Improvements are coming to translation. DeepL offers features like creating a custom glossary and this year introduced a tool that asks follow up questions to clear-up ambiguities, which could help in niche domains. Translators that have successfully leveraged AI are working faster says DeepL CEO Jaroslaw Kutylowski, though the company only offers numbers comparing its tool to AI rivals, not unaided human professionals. Improved performance could allow translators to offset the lower cost-per-word by translating higher volumes of text, though Kutylowski notes that AI tools are allowing some businesses to bring translation in-house rather than outsourcing to professionals. “I think we’re just kind of upleveling here on this civilization ladder,” he says, acknowledging it will bring changes to how people do their jobs. “That is a change that we will have to go through,” he adds.

Elsewhere, companies are aiming to lower the technical bar for businesses to adopt AI by creating ready-made enterprise solutions. Most virtual meeting products now have an AI summarizer built in, for example. A&O Shearman arms its lawyers with AI legal tool Harvey, which Wakeling says is useful for general questions, though the firm now uses its own AI tool, ContractMatrix, for especially niche queries. And a new breed of enterprise-focused tools pull from internal documents, Slack messages, and emails to answer queries. 

Canadian AI company Cohere, released North, its own such tool last month. The company’s co-founder, Nick Frosst, says he no longer sweats last minute meetings, because he uses the tool to prepare a brief on individuals based on their entire history with the company in seconds. North now tackles 90% of its general support tickets, though human operators are still in the loop. It isn’t just being used internally, with RBC, Canada’s largest bank, adopting the platform. (Salesforce, where TIME co-chair and owner Marc Benioff is CEO, is an investor in Cohere.)
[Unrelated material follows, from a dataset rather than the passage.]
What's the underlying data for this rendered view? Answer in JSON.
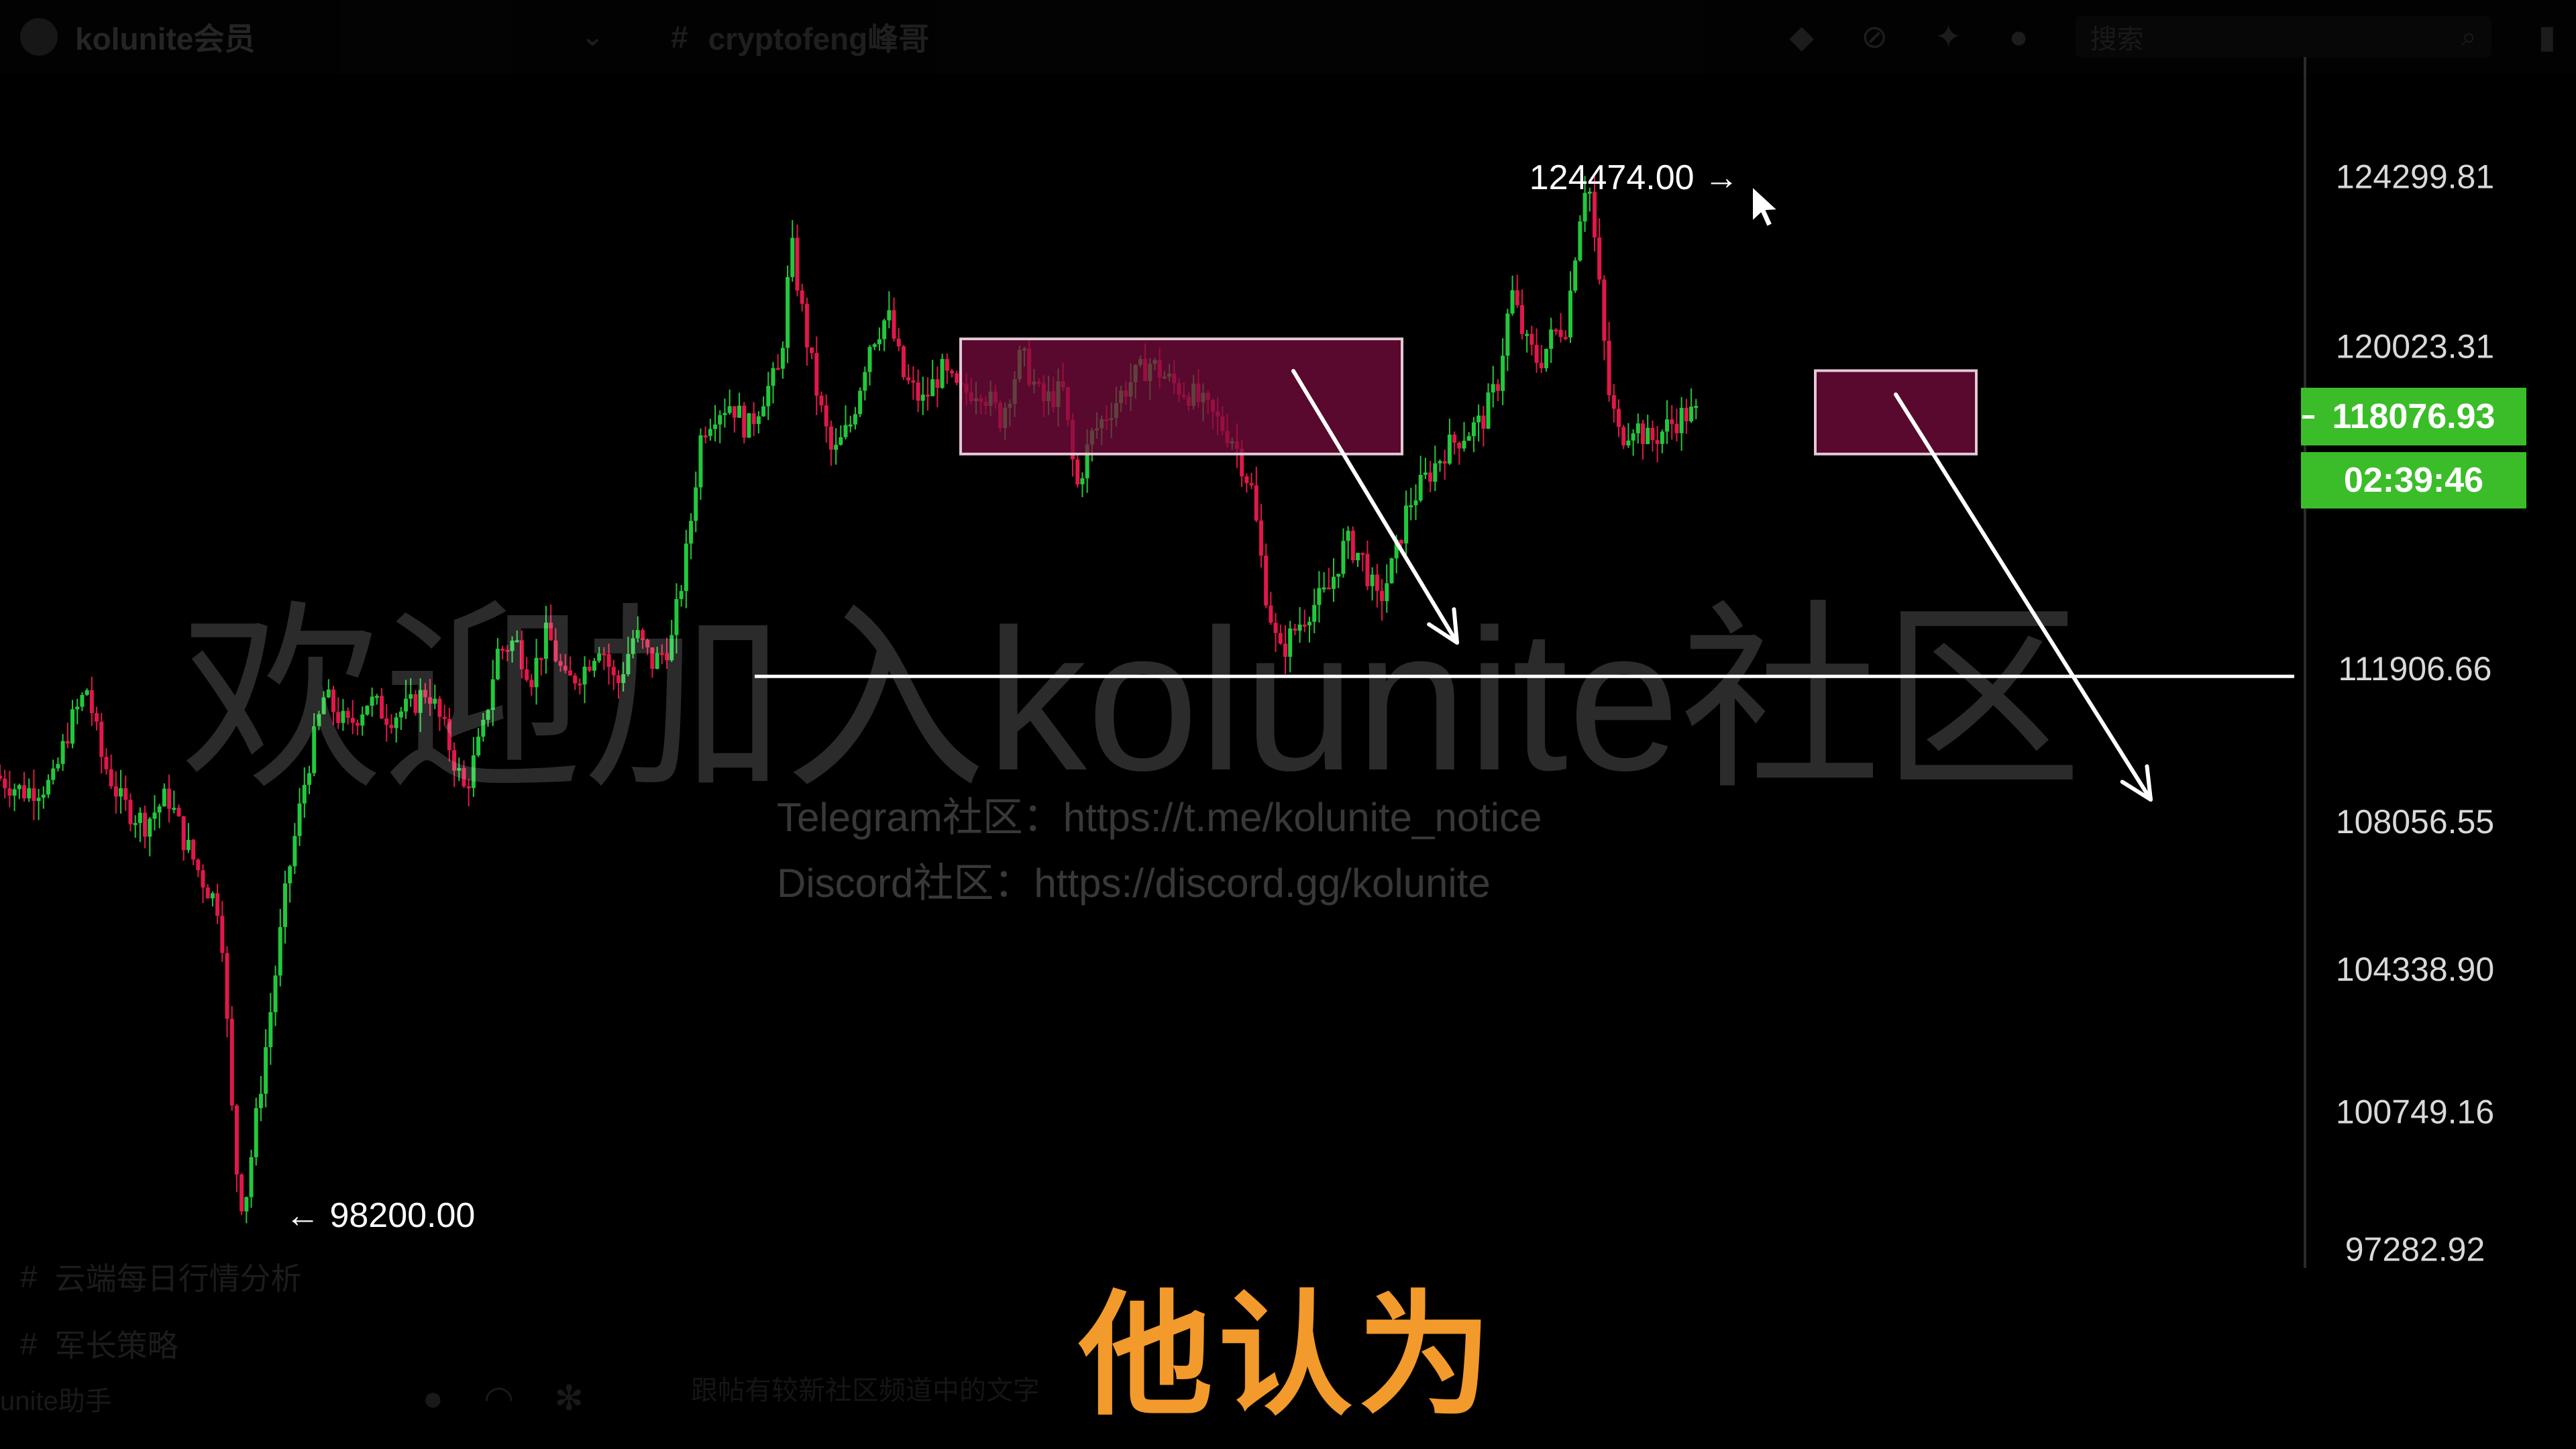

While the bosses of OpenAI, Anthropic, and Google Deepmind all believe so-called artificial intelligence or AGI—a system that can automate most human work—could be just a few years away, Frosst’s outlook is comparatively conservative. He doesn’t believe we’ll reach AGI using anything resembling current technology. Still, he says even without AGI, the impact on labor will be disruptive, comparing it to the industrial revolution. “When there were massive transitions in the labor market, a lot of what was solved was at the government level, the union level,” he says. “This is a problem beyond any individual, and we need to address it as a collective.”